Life can be hard. That is an blanket statement by me because I have never actually experienced a hard life. I literally have no freaking clue what it feels like to be thirsty, hungry, or without shelter. I viewed the destruction in Haiti with a certain amount of empathy, but at the end of the day, it didn’t really affect me…just my Fantasy Beisbol team. I say that in jest because I’m really not the asshole that I just let on. Actually, I feel like villianizing myself a bit more.
Yeah, I texted 90999 to the American Red Cross to help Haiti…thankfully I will be able to sleep well on top of my cushy mattress where I will be able to cross the hall in case I need to use the restroom or walk downstairs in case I am feeling hungry, well…not even hungry, I just feel like eating. I will sleep well with an empty bladder and full stomach and the satisfaction that I took 5 seconds out of my lazy day to text 5 numbers to help people that would literally do anything to be in my predicament.

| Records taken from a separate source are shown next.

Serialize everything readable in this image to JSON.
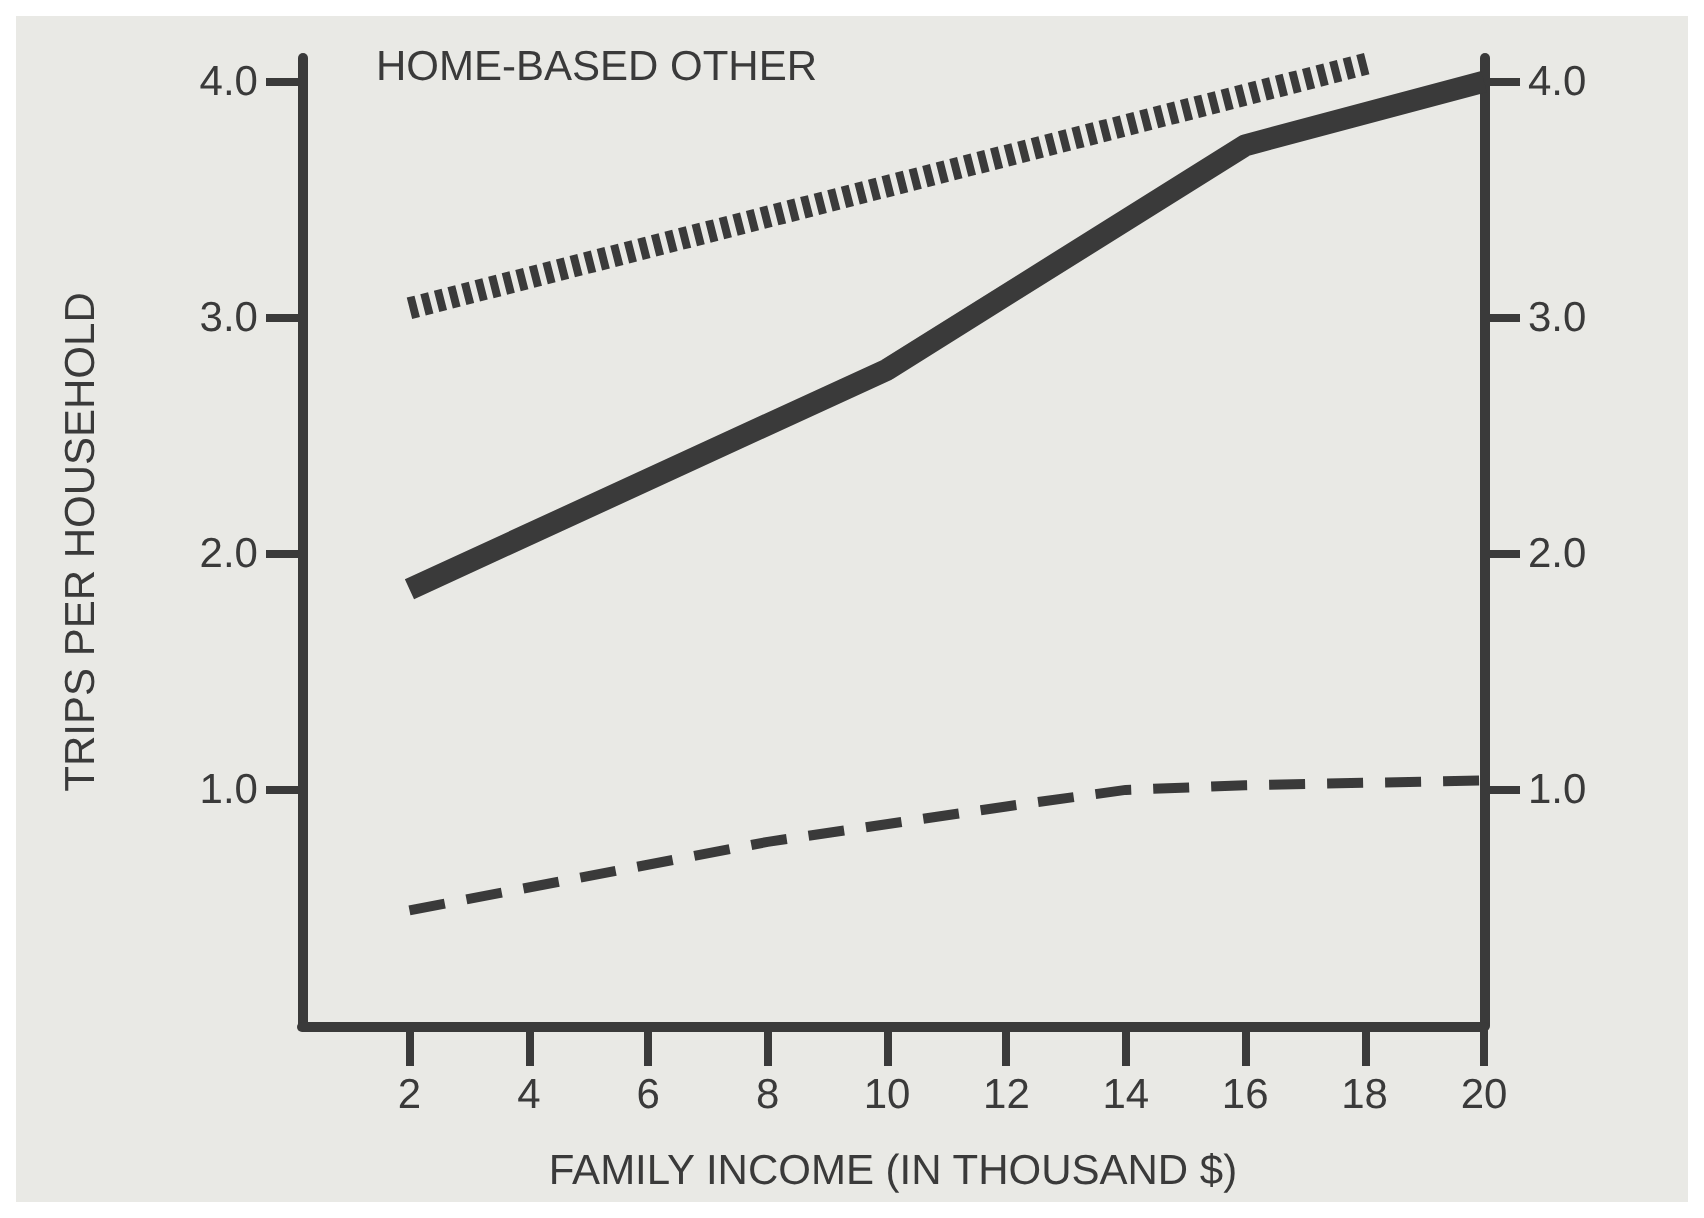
{
  "chart_data": {
    "type": "line",
    "title": "HOME-BASED OTHER",
    "xlabel": "FAMILY INCOME (IN THOUSAND $)",
    "ylabel": "TRIPS PER HOUSEHOLD",
    "xlim": [
      0.2,
      20
    ],
    "xticks": [
      2,
      4,
      6,
      8,
      10,
      12,
      14,
      16,
      18,
      20
    ],
    "ylim": [
      0,
      4.1
    ],
    "yticks": [
      {
        "value": 1,
        "label": "1.0"
      },
      {
        "value": 2,
        "label": "2.0"
      },
      {
        "value": 3,
        "label": "3.0"
      },
      {
        "value": 4,
        "label": "4.0"
      }
    ],
    "y2lim": [
      0,
      4.1
    ],
    "y2ticks": [
      {
        "value": 1,
        "label": "1.0"
      },
      {
        "value": 2,
        "label": "2.0"
      },
      {
        "value": 3,
        "label": "3.0"
      },
      {
        "value": 4,
        "label": "4.0"
      }
    ],
    "marker": "none",
    "series": [
      {
        "color": "#3a3a3a",
        "line_style": "dotted",
        "x": [
          2,
          18.1
        ],
        "values": [
          3.04,
          4.08
        ]
      },
      {
        "color": "#3a3a3a",
        "line_style": "solid",
        "x": [
          2,
          10,
          16,
          20
        ],
        "values": [
          1.85,
          2.78,
          3.73,
          4.0
        ]
      },
      {
        "color": "#3a3a3a",
        "line_style": "dashed",
        "x": [
          2,
          8,
          12,
          14,
          16,
          20
        ],
        "values": [
          0.49,
          0.78,
          0.93,
          1.0,
          1.02,
          1.04
        ]
      }
    ]
  }
}
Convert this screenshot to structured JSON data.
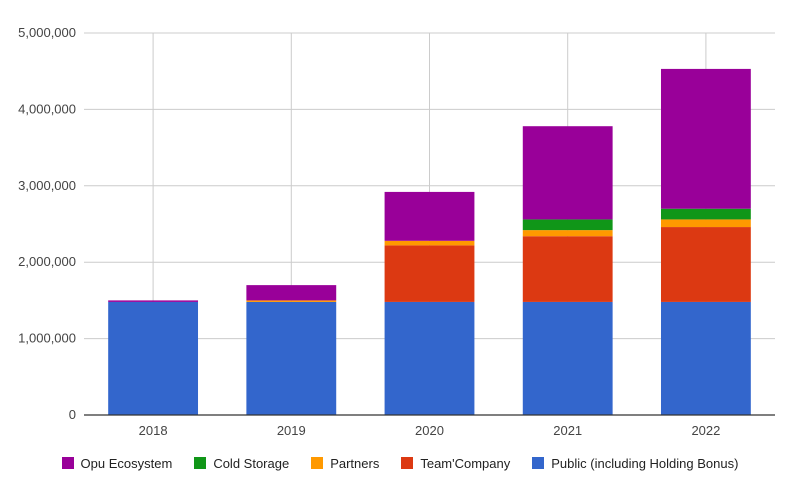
{
  "chart_data": {
    "type": "bar",
    "stacked": true,
    "categories": [
      "2018",
      "2019",
      "2020",
      "2021",
      "2022"
    ],
    "series": [
      {
        "name": "Public (including Holding Bonus)",
        "color": "#3366cc",
        "values": [
          1480000,
          1480000,
          1480000,
          1480000,
          1480000
        ]
      },
      {
        "name": "Team'Company",
        "color": "#dc3912",
        "values": [
          0,
          0,
          740000,
          860000,
          980000
        ]
      },
      {
        "name": "Partners",
        "color": "#ff9900",
        "values": [
          0,
          20000,
          60000,
          80000,
          100000
        ]
      },
      {
        "name": "Cold Storage",
        "color": "#109618",
        "values": [
          0,
          0,
          0,
          140000,
          140000
        ]
      },
      {
        "name": "Opu Ecosystem",
        "color": "#990099",
        "values": [
          20000,
          200000,
          640000,
          1220000,
          1830000
        ]
      }
    ],
    "ylim": [
      0,
      5000000
    ],
    "yticks": [
      "0",
      "1,000,000",
      "2,000,000",
      "3,000,000",
      "4,000,000",
      "5,000,000"
    ],
    "grid": true,
    "legend_position": "bottom",
    "legend_order": [
      "Opu Ecosystem",
      "Cold Storage",
      "Partners",
      "Team'Company",
      "Public (including Holding Bonus)"
    ]
  }
}
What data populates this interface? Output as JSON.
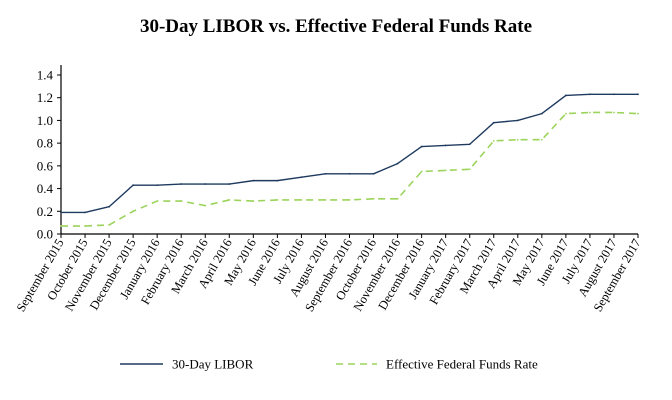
{
  "chart_data": {
    "type": "line",
    "title": "30-Day LIBOR vs. Effective Federal Funds Rate",
    "xlabel": "",
    "ylabel": "",
    "ylim": [
      0,
      1.4
    ],
    "yticks": [
      "0.0",
      "0.2",
      "0.4",
      "0.6",
      "0.8",
      "1.0",
      "1.2",
      "1.4"
    ],
    "grid": false,
    "legend_position": "bottom",
    "categories": [
      "September 2015",
      "October 2015",
      "November 2015",
      "December 2015",
      "January 2016",
      "February 2016",
      "March 2016",
      "April 2016",
      "May 2016",
      "June 2016",
      "July 2016",
      "August 2016",
      "September 2016",
      "October 2016",
      "November 2016",
      "December 2016",
      "January 2017",
      "February 2017",
      "March 2017",
      "April 2017",
      "May 2017",
      "June 2017",
      "July 2017",
      "August 2017",
      "September 2017"
    ],
    "series": [
      {
        "name": "30-Day LIBOR",
        "color": "#1f3a5f",
        "style": "solid",
        "values": [
          0.19,
          0.19,
          0.24,
          0.43,
          0.43,
          0.44,
          0.44,
          0.44,
          0.47,
          0.47,
          0.5,
          0.53,
          0.53,
          0.53,
          0.62,
          0.77,
          0.78,
          0.79,
          0.98,
          1.0,
          1.06,
          1.22,
          1.23,
          1.23,
          1.23
        ]
      },
      {
        "name": "Effective Federal Funds Rate",
        "color": "#9bd45a",
        "style": "dashed",
        "values": [
          0.07,
          0.07,
          0.08,
          0.2,
          0.29,
          0.29,
          0.25,
          0.3,
          0.29,
          0.3,
          0.3,
          0.3,
          0.3,
          0.31,
          0.31,
          0.55,
          0.56,
          0.57,
          0.82,
          0.83,
          0.83,
          1.06,
          1.07,
          1.07,
          1.06
        ]
      }
    ]
  }
}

I feel utterly worthless. I was brought up in a society that champions hard work, selfishness, and greed. But wait…if I am a good person and go to Church, the good things that result in those attributes are considered blessings. I am completely fed up with the American Dream. “I went to grade school to go to middle school. I went to middle school to go to highschool. I went to highschool to go to college. I went to college to get a career. I got a career so I can retire. I retired so I can finally do all those things that I dreamed of doing when I was young and able.” How backwards is that!?
If anyone that read this actually donated to Haiti, I do not mean to put down those actions. This is just my weird way of dealing with this absurdly ridiculous society that we were born into. Money is the culprit, and now that I am running out of it, I see how worthless it really is.